Relay-Version: version B 2.10 5/3/83; site utzoo.UUCP
Path: utzoo!watmath!clyde!rutgers!seismo!munnari!moncskermit!goanna!yabbie!rcodi
From: rcodi@yabbie.rmit.oz (Ian Donaldson)
Newsgroups: comp.unix.wizards
Subject: Re: brk's zero-fill behavior on VAXen (useful undefined checks)
Message-ID: <363@yabbie.rmit.oz>
Date: Sun, 9-Nov-86 22:48:02 EST
Article-I.D.: yabbie.363
Posted: Sun Nov  9 22:48:02 1986
Date-Received: Tue, 11-Nov-86 01:01:23 EST
References: <7208@elsie.UUCP> <5142@brl-smoke.ARPA> <2447@hcr.UUCP>
Organization: RMIT Comm & Elec Eng, Melbourne, Australia.
Lines: 56
Summary: initializing to other than zero is more useful

In article <2447@hcr.UUCP>, mike@hcr.UUCP (Mike Tilson) writes:
> I'd like to point out that there is another very good reason to
> set newly allocated memory to a fixed value:  buggy programs are much
> less likely to exhibit non-deterministic behavior, which makes it
> much easier to fix problems.  If newly allocated memory were initialized
> with random values, then tracking down wild pointers, etc., would be much
> harder.

I might point out that initializing such memory with zero is less likely
to reveal bugs in a program than would be initializing with a constant
garbage value (eg: 0x3e).  Now, if a pointer was to be used that lived
in such memory, it would be: 0x3e3e3e3e, a value that will cause most
CPU's to give a bus-error or seg fault, because (1) if the pointer
is a pointer to an int, then it is an odd-address, causing many
cpus such as the 68000 to crap out; and (2) very few programs have
addresses that live up that high in their data or that low in their stack 
segments.  Initializing to zero will only cause machines that
disallow references to low-memory (eg: Sun's) to show up the error.

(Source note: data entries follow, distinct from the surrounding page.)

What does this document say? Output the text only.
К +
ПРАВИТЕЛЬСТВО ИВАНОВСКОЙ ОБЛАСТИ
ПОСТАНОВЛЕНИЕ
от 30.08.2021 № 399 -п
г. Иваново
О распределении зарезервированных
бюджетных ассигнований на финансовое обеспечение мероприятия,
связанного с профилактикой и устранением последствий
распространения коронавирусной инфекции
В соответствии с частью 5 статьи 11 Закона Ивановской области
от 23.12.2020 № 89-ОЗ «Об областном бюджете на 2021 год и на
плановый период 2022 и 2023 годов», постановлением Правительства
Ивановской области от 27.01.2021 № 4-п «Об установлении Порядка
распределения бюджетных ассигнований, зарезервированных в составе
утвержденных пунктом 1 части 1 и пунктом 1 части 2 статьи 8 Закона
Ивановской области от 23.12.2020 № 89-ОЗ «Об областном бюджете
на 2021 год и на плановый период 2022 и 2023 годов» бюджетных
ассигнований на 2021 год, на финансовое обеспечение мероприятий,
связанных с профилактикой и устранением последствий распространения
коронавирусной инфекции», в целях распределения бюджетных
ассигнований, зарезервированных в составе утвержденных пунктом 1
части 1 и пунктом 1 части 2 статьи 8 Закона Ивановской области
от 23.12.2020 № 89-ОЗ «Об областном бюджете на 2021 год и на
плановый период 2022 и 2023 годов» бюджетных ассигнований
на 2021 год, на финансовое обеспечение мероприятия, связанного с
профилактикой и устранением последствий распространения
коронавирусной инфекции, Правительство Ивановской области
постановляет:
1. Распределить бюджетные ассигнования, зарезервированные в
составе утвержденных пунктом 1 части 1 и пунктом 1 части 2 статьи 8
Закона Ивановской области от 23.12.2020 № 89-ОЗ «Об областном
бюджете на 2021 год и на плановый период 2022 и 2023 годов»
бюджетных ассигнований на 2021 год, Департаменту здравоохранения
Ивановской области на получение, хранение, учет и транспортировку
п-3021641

The CDC Cyber 170 series uses this concept to advantage with most languages;
since it has 60-bits (a silly number, I agree), it sets all 'bss' storage to
0600000000000004nnnnn, where nnnnnn is the address of the storage.  Since
pointers on the Cyber cannot exceed 131071 (0377777), any reference
to the data as a pointer will fail.  The 06 part is used so that the
hardware can trap any arithmetic operations on such data as overflow's.

Fortran, Pascal and several other languages use this to advantage to give
sensible post-mortem dumps, as it is always known with reasonable
probability which variables are undefined, since the address of the
variable is inside its contents.

Minnesota Pascal-4 uses all this to great advantage, as when run-time
tests are on, even stack-frames are initialized this way, making it
very easy to debug programs that use uninitialized variables.

Pointers declared in parts of the program where run-time-checks
are switched on are also physically larger than normal, to accomodate
extra information (the key) so that the pointer can be checked for
validity.  When a new() is done, a unique key is tacked on top of the object
allocated, that must match the key in the pointer referencing it, otherwise
a "pointer-invalid" run-time error occurs.

On the cyber, this is easy, since there are so many bits available in a word.

Perhaps for the sake of run-time checking available with languages such
as Pascal on a 32-bit machine you could sacrifice one state of
the 4G available to be classified as 'undefined'.  An obvious state is due
to 2's complement machines having an imbalance in the range of
signed numbers.  16-bit numbers go from -32768 to 32767.  You could
probably steal the -32768 for such checking without affecting too many
programs.  Similarly for 32-bit ints (0x80000000 I think?).

Pity you can't do a lot of this checking in C without breaking huge
amounts of code.  Therefore, Pascal++ :-)

Ian Donaldson.